- Education: University of Bristol
- Occupation: Environmental activist
- Organization: Transport Action Network

= Rebecca Lush =

British environmental activist

Rebecca Lush is a British environmental activist who helped organise a number of major anti-road initiatives, including the support organisation ‘Road Block’. She joined Transport 2000 (now Campaign for Better Transport) as Roads and Climate Campaigner, exposing cost overruns, and now works for Transport Action Network in a similar role.

==Biography==

Lush became an active environmentalist while studying politics at Bristol University and joined the 'Dongas' protest camp at Twyford Down against the construction of one of the road schemes, a new section of the M3 motorway being built close to where she grew up in 1992. This was one of many schemes outlined in the Roads for Prosperity white paper which Margaret Thatcher described as 'the largest road building programme since the Romans'. Lush successfully challenged the UK Government's Breach of the Peace legislation at the European Court of Human Rights in 1998.

In July 1993 Lush and five others (including Emma Must who later went on to win the Goldman Environmental Prize) were imprisoned for a month for breaking a High Court injunction banning them from Twyford Down. While in Holloway Prison she was visited by the then European commissioner for the environment, Carlo Ripa de Meana who was concerned about the situation.

Lush was arrested also in 1993 and ordered to agree to be bound over for twelve months, to keep the peace and pay the sum of £100. She refused and was sent to prison for seven days. She and others subsequently successfully challenged the UK Government's Breach of the Peace legislation at the European Court of Human Rights in 1998.

Lush was one of the founders of Road Alert!, a national networking service for UK road protests which supported many of the mass demonstrations of the period including the M11 link road protest and the Newbury bypass which contributed to the end of the then government's ambitious road building programme.

In 1996 the Road Alert! offices were moved to Newbury where construction of the Newbury bypass was starting. There were major protests with excess of 1,000 arrests and a policing bill of £26 million.

Between 1994 and 1997 the majority of the remaining road schemes were cancelled after which many campaigners, including Lush, stopped protesting.

In 2002 the government proposed a new major road building programme and expansion of aviation. Lush and a number of other road protest veterans visited the Department for Transport to warn of renewed direct action and delivered a D Lock as a symbol of the earlier protests. Lush founded Road Block to support a growing number of protests around the country soon afterwards.
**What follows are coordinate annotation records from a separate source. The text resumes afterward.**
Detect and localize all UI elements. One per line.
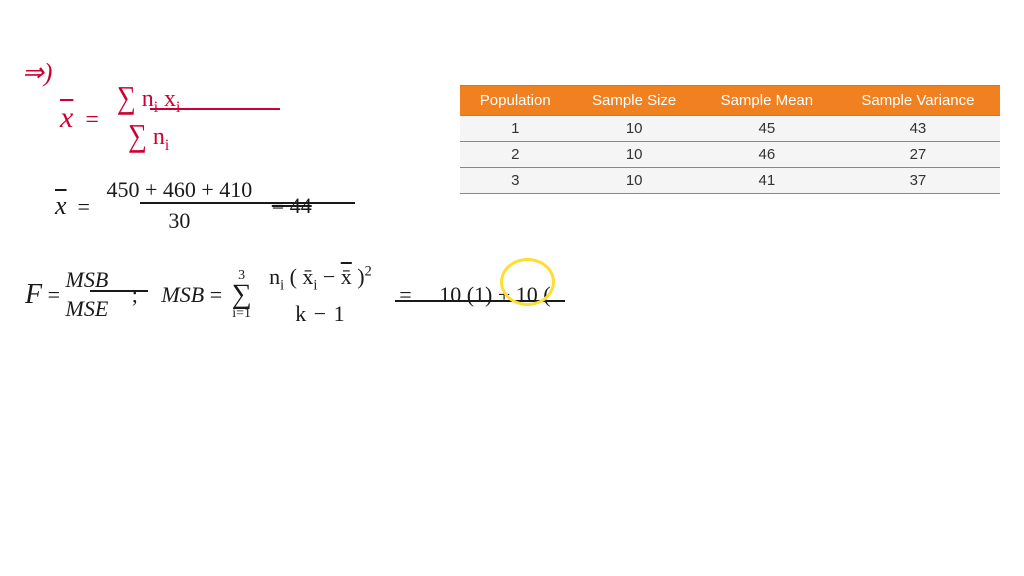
- f-symbol: F: [25, 279, 42, 311]
- col-sample-variance: Sample Variance: [836, 86, 1000, 116]
- xbar-symbol: x: [60, 101, 73, 134]
- summation-symbol: 3 ∑ i=1: [232, 270, 252, 320]
- table-row: 3 10 41 37: [460, 168, 1000, 194]
- xbar-symbol: x: [55, 191, 67, 220]
- anova-data-table: Population Sample Size Sample Mean Sampl…: [460, 85, 1000, 194]
- col-sample-size: Sample Size: [570, 86, 697, 116]
- fraction-line: [395, 300, 565, 302]
- equals: =: [399, 282, 411, 307]
- grand-mean-calc: x = 450 + 460 + 410 30 = 44: [55, 175, 312, 237]
- f-denominator: MSE: [66, 295, 109, 324]
- fraction-line: [140, 202, 355, 204]
- col-population: Population: [460, 86, 570, 116]
- msb-expansion: 10 (1) + 10 (: [439, 282, 550, 307]
- implies-symbol: ⇒): [22, 58, 52, 88]
- msb-numerator: ni ( x̄i − x̄ )2: [269, 260, 372, 297]
- table-header-row: Population Sample Size Sample Mean Sampl…: [460, 86, 1000, 116]
- col-sample-mean: Sample Mean: [698, 86, 836, 116]
- table-row: 1 10 45 43: [460, 116, 1000, 142]
- fraction-line: [150, 108, 280, 110]
- grand-mean-formula: x = ∑ ni xi ∑ ni: [60, 80, 180, 156]
- struck-result: = 44: [272, 193, 312, 218]
- calc-denominator: 30: [168, 206, 190, 237]
- f-statistic-formula: F = MSB MSE ; MSB = 3 ∑ i=1 ni ( x̄i − x…: [25, 260, 551, 330]
- grand-mean-denominator: ∑ ni: [128, 118, 169, 156]
- fraction-line: [90, 290, 148, 292]
- grand-mean-numerator: ∑ ni xi: [117, 80, 181, 118]
- table-row: 2 10 46 27: [460, 142, 1000, 168]
- separator: ;: [132, 282, 138, 307]
- msb-lhs: MSB: [161, 282, 204, 307]
- msb-denominator: k − 1: [295, 297, 345, 330]
- sum-lower: i=1: [232, 308, 251, 321]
In September 2005 Lush 'pied' motoring journalist Jeremy Clarkson after he collected an honorary degree in Engineering from Oxford Brookes University in protest at his comments on the effects of climate change. She also 'pied' the Transport Secretary, Alistair Darling when he appeared at the launch of the pro-aviation UK lobbying group, Future Heathrow, explaining "I was absolutely appalled. Why have a campaign group when you have already got the minister on your side?".

During 2006 she advised cosmetics company Lush Cosmetics (no relation) on how to support activists and the company later introduced the 'Charity Pot', a product where 100% of the purchase price (excluding VAT) goes to fund activist groups. Mark Constantine, CEO of Lush explained, "I hate cars, I really hate them, but I'd been giving up the ghost, until Rebecca came along and we started all this up".

In December 2006 Lush highlighted four priority protests; the Mottram to Tintwistle Bypass (in the Peak District National Park), plans to widen the M1 motorway and the M6 motorway and to build a new road from Heysham to M6.

In January 2007 Road Block became a project within Transport 2000 (now Campaign for Better Transport) and Lush was appointed Roads and Climate Campaigner.

While at CBT Lush researched the cost and climate change impacts of various proposed road schemes. She discovered that the estimated costs of seven major schemes had risen by £1.15 billion in a single year, increases which were criticised by the National Audit Office. Then, while researching the DfT's road scheme appraisal process she revealed that their assessment process disadvantaged schemes that reduced car use because they reduced fuel consumption and hence revenue to The Treasury. This led to direct meetings with Ruth Kelly, the Secretary of State for Transport.

Lush has written a number of articles for The Guardian.

Lush left CBT for a period of time on maternity leave to be replaced by Richard George, co-founder of Plane Stupid, before returning in 2011.

In 2020, Lush "returned to her original passion, supporting local communities campaigning on transport issues" when she joined Transport Action Network (TAN) as its Local Campaigns Support Officer. She is currently the organisation's roads and climate campaigner, working on issues such as the climate impacts of road schemes and the safety of smart motorways.